Otherwise, all the Hiaasen trademarks are there: wit, particularly in the vituperative repartee as weak characters squirm in the face of stronger ones, an abiding belief in the power of the individual to alter things, and an instinct for ingenious plotting that never lets him down.

Scat is set in Hiaasen's beloved Florida Everglades, for him one of the worst examples of the ecological disaster that follows when human greed impacts on a fragile environment. Home to the rare Florida panther, its remaining swamps are under threat from property developers and oil prospectors. A crooked businessman, Drake McBride, who enjoys spending money more than working for it, decides to look for oil in Black Vine Swamp, whose wildlife is still protected. Up against him is a mysterious, nomadic man of the woods, a spinster biology teacher and some teenagers with problems of their own. As in all Hiaasen novels, the good guys finally win, and that includes the panther cub they are trying to reunite with its mother.

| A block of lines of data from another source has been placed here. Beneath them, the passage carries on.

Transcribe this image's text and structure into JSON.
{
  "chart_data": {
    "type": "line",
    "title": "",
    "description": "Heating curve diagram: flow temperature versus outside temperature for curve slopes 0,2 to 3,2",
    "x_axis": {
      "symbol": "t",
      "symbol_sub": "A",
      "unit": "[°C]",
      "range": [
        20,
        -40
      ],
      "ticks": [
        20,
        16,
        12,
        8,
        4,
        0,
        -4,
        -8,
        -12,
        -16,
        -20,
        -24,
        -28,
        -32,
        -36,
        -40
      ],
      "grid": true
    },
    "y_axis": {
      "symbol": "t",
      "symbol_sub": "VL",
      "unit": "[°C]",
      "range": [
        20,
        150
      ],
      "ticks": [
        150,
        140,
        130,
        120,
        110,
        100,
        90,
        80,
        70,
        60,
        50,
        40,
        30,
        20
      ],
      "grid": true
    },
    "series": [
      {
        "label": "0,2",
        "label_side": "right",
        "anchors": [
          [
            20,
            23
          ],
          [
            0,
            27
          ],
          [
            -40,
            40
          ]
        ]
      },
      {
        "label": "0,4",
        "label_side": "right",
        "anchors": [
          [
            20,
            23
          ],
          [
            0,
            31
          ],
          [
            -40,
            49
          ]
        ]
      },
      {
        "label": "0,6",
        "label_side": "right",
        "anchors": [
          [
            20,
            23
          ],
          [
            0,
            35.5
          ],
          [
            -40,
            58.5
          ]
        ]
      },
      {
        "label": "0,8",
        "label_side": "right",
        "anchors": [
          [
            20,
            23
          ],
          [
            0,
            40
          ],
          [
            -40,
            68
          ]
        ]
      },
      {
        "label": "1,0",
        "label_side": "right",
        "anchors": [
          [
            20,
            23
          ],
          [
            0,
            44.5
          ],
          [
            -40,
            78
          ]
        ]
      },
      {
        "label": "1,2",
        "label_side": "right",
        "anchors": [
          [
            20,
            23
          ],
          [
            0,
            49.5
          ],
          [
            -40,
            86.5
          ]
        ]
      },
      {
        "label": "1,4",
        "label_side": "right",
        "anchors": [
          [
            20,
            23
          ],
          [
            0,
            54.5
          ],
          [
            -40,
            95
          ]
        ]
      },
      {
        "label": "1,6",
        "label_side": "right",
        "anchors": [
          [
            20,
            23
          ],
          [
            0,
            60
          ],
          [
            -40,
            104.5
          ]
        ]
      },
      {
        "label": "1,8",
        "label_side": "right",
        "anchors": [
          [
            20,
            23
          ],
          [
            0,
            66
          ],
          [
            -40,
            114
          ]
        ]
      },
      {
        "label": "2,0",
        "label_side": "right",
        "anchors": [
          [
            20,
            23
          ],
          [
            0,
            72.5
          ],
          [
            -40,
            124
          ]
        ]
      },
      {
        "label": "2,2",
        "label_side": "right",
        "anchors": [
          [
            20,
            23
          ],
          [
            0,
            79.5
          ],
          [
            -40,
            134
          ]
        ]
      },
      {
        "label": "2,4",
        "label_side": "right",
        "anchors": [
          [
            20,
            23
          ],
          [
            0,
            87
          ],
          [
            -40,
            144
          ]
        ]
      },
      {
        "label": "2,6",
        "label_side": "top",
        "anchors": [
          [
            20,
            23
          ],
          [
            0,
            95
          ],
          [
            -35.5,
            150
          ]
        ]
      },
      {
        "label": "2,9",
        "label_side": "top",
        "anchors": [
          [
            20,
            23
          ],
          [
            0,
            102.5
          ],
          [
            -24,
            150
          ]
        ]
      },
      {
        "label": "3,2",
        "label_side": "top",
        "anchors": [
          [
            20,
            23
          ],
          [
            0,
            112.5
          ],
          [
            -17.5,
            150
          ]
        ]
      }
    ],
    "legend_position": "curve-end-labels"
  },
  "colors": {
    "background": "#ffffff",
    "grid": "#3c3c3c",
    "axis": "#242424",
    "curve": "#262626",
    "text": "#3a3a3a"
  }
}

In a novel told largely in dialogue, with the shambolic villains coming over as wickedly funny as well as reprehensible, other themes include the plight faced by a wounded soldier returning from Iraq. He is the father of Nick, the junior hero of this story along with Marta, his Cuban girlfriend. Unusually for teenage novels, Nick loves both his father and his mother in a full and uncomplicated way, and this feeling is returned. There are several references within Scat to Edward Abbey and his ground-breaking eco-novel The Monkey Wrench Gang, published over 30 years ago. This story is its natural successor.